Nesse sentido, e de acordo com a previsão meteorológica para a bacia do Tejo, prevê-se que os caudais lançados no Rio Tejo pelos seus afluentes se mantenham elevados nos próximos dias. Por isso mesmo a situação meteorológica pode originar “inundações em zonas urbanas, causadas por acumulação de águas pluviais por obstrução dos sistemas de escoamento; provocar o transbordo do leito de alguns cursos de água e ribeiras; a instabilização de vertentes, conduzindo a movimentos de massa (deslizamentos, derrocadas e outros) motivados pela infiltração da água, podendo ser potenciados pela ausência do coberto vegetal; o arrastamento para as vias rodoviárias de objetos soltos, ou o desprendimento de estruturas móveis, ou deficientemente fixadas; ou ainda colocar o piso rodoviário escorregadio com a formação de lençóis de água.
De notar que cerca das 12 horas deste sábado ainda não se verificavam situações fora do normal.

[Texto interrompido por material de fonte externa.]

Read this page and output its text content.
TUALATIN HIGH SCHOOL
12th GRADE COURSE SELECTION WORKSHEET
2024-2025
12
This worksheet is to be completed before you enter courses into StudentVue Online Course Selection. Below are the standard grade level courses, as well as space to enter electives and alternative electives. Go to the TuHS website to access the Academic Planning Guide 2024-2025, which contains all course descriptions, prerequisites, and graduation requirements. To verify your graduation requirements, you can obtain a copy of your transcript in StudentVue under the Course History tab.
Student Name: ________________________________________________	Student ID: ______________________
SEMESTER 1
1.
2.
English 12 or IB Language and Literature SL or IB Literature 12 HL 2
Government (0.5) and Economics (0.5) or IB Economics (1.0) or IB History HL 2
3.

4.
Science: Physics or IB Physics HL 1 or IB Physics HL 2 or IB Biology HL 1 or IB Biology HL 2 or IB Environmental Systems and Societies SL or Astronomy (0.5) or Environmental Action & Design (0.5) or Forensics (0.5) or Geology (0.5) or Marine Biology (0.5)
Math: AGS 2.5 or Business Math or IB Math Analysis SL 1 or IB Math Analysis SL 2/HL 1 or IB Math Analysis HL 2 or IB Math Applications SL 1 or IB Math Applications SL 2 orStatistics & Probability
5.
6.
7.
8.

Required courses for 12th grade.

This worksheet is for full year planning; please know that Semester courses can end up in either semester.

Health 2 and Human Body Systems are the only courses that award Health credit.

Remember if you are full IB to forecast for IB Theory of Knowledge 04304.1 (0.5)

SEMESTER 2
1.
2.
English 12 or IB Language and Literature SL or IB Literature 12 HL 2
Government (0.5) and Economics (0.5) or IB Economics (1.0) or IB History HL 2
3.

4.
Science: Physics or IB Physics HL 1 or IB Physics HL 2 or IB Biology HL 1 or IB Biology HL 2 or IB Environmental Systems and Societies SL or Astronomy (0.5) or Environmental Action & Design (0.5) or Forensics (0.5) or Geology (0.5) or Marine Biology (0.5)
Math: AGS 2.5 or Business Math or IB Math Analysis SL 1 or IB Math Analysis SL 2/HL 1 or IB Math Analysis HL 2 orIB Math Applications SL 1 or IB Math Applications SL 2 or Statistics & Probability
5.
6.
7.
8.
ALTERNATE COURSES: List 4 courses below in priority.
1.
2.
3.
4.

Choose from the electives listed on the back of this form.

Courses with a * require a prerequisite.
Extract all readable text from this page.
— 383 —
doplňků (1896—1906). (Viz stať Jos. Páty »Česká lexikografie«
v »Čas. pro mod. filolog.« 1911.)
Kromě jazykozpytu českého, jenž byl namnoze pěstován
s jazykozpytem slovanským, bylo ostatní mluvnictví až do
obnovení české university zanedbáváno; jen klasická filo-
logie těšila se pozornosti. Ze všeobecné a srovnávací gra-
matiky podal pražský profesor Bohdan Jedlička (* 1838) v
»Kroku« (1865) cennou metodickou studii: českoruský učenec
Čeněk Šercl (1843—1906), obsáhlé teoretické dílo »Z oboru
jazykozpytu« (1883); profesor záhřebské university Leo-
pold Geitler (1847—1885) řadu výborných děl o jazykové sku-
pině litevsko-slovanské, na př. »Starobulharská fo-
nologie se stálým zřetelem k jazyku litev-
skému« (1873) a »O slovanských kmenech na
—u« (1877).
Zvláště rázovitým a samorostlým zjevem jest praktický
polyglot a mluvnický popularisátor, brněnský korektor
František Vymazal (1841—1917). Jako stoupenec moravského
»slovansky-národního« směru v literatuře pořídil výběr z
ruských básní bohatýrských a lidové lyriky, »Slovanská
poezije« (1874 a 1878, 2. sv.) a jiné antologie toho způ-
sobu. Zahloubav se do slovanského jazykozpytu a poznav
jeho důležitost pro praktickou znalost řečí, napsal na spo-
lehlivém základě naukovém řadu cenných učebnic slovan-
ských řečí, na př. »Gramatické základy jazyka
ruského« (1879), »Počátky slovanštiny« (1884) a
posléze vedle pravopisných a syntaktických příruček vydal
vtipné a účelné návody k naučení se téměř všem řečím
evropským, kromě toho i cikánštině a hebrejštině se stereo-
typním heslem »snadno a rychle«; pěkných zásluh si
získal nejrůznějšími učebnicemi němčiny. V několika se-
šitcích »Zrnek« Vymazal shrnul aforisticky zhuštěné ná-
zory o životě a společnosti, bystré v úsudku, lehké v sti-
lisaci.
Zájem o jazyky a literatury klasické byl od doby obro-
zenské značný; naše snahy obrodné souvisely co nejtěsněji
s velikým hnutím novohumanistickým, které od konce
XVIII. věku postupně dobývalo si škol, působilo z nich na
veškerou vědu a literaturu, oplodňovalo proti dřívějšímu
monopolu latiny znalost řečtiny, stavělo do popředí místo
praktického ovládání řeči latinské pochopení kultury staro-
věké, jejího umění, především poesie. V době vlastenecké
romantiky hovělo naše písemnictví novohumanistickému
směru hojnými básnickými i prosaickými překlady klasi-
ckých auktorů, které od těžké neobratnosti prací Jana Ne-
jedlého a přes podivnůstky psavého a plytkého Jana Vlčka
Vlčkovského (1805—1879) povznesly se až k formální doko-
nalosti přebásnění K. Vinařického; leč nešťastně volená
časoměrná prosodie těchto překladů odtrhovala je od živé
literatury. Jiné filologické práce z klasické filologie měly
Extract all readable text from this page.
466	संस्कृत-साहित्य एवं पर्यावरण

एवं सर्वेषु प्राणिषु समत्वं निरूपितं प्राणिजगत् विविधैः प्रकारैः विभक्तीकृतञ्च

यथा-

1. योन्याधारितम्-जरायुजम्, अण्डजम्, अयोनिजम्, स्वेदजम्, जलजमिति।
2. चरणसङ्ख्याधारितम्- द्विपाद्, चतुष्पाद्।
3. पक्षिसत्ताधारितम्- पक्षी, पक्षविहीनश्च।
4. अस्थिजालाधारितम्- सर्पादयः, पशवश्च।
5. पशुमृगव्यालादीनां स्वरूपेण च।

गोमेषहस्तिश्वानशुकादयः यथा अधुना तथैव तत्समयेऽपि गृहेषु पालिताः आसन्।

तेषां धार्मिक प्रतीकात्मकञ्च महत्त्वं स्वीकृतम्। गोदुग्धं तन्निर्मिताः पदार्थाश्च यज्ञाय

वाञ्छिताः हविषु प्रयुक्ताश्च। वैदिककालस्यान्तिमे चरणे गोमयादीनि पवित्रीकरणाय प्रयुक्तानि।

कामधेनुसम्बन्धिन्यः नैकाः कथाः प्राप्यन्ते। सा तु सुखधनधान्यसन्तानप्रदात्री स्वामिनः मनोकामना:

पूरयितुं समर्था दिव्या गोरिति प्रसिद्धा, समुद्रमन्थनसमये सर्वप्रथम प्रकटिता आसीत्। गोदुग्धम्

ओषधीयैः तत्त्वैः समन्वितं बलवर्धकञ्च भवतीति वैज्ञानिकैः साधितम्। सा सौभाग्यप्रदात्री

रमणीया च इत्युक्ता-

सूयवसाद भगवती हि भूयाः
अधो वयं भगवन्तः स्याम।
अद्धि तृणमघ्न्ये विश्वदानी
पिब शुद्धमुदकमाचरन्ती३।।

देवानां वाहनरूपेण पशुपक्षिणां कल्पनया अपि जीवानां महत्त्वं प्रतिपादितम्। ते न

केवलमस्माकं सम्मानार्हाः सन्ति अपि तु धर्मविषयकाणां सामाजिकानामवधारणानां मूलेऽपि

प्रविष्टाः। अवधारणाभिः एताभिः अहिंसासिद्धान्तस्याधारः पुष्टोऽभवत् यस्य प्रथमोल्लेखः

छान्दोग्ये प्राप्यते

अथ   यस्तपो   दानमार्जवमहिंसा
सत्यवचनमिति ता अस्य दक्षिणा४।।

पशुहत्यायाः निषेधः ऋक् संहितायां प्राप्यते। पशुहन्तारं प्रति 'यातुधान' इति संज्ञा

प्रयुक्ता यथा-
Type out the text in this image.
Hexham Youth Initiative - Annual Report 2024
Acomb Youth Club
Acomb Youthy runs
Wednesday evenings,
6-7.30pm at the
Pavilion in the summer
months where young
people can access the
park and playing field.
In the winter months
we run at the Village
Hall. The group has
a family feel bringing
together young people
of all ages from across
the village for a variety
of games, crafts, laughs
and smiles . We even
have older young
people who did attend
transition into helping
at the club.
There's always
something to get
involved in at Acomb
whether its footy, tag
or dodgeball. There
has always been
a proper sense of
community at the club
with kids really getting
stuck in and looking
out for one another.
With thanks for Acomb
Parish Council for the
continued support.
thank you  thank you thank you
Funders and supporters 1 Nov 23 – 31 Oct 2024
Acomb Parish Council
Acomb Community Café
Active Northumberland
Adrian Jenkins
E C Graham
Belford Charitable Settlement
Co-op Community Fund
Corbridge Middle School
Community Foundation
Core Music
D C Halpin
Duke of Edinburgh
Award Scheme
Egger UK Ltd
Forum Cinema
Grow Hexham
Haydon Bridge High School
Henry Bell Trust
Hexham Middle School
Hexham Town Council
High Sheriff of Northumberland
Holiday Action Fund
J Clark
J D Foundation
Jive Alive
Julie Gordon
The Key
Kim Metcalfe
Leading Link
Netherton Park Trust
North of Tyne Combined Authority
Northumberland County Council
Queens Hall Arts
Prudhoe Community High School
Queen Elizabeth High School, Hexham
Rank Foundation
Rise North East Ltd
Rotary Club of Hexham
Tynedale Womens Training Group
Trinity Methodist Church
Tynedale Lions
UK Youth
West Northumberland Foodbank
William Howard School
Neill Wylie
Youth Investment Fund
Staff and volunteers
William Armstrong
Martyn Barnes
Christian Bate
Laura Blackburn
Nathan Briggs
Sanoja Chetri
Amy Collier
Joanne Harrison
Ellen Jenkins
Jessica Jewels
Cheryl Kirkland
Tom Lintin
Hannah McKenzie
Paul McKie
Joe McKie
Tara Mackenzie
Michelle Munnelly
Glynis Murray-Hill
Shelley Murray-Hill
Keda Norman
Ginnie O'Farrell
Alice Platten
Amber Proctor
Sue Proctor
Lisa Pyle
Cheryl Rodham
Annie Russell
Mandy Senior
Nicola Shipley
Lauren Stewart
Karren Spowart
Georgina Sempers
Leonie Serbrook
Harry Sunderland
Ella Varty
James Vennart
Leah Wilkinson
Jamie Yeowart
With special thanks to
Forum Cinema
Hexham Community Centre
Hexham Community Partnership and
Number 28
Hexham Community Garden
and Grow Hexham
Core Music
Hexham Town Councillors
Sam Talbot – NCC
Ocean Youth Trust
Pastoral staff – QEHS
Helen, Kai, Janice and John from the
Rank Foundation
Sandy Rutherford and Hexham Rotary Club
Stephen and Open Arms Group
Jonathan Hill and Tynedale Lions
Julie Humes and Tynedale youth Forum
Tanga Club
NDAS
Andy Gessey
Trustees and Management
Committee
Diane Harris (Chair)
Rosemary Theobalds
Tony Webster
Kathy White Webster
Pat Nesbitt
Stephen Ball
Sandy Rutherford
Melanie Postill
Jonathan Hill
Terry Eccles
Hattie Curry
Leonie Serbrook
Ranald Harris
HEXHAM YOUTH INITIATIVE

Mesmo assim a Proteção Civil decidiu ativar o Plano Especial de Emergência para Cheias na Bacia do Tejo, apenas de modo preventivo para acompanhar a evolução das situações.
Desse modo a Proteção Civil do Médio Tejo aconselha as pessoas a retirar, “das zonas confinantes aos cursos de água, normalmente inundáveis, de equipamentos agrícolas, industriais, viaturas e outros bens.”
Depois indica para que os animais sejam colocados em locais seguros para evitar a sua presença em zonas inundáveis.
Apesar da aparente normalidade o Comando Subregional de Emergência e Proteção Civil do Médio Tejo, em articulação com a Agência Portuguesa do Ambiente, Infraestruturas de Portugal, EDP-CPPE, Serviços Municipais de Proteção Civil e agentes de Proteção Civil, continuará a acompanhar a evolução os caudais e eventuais impactos na região.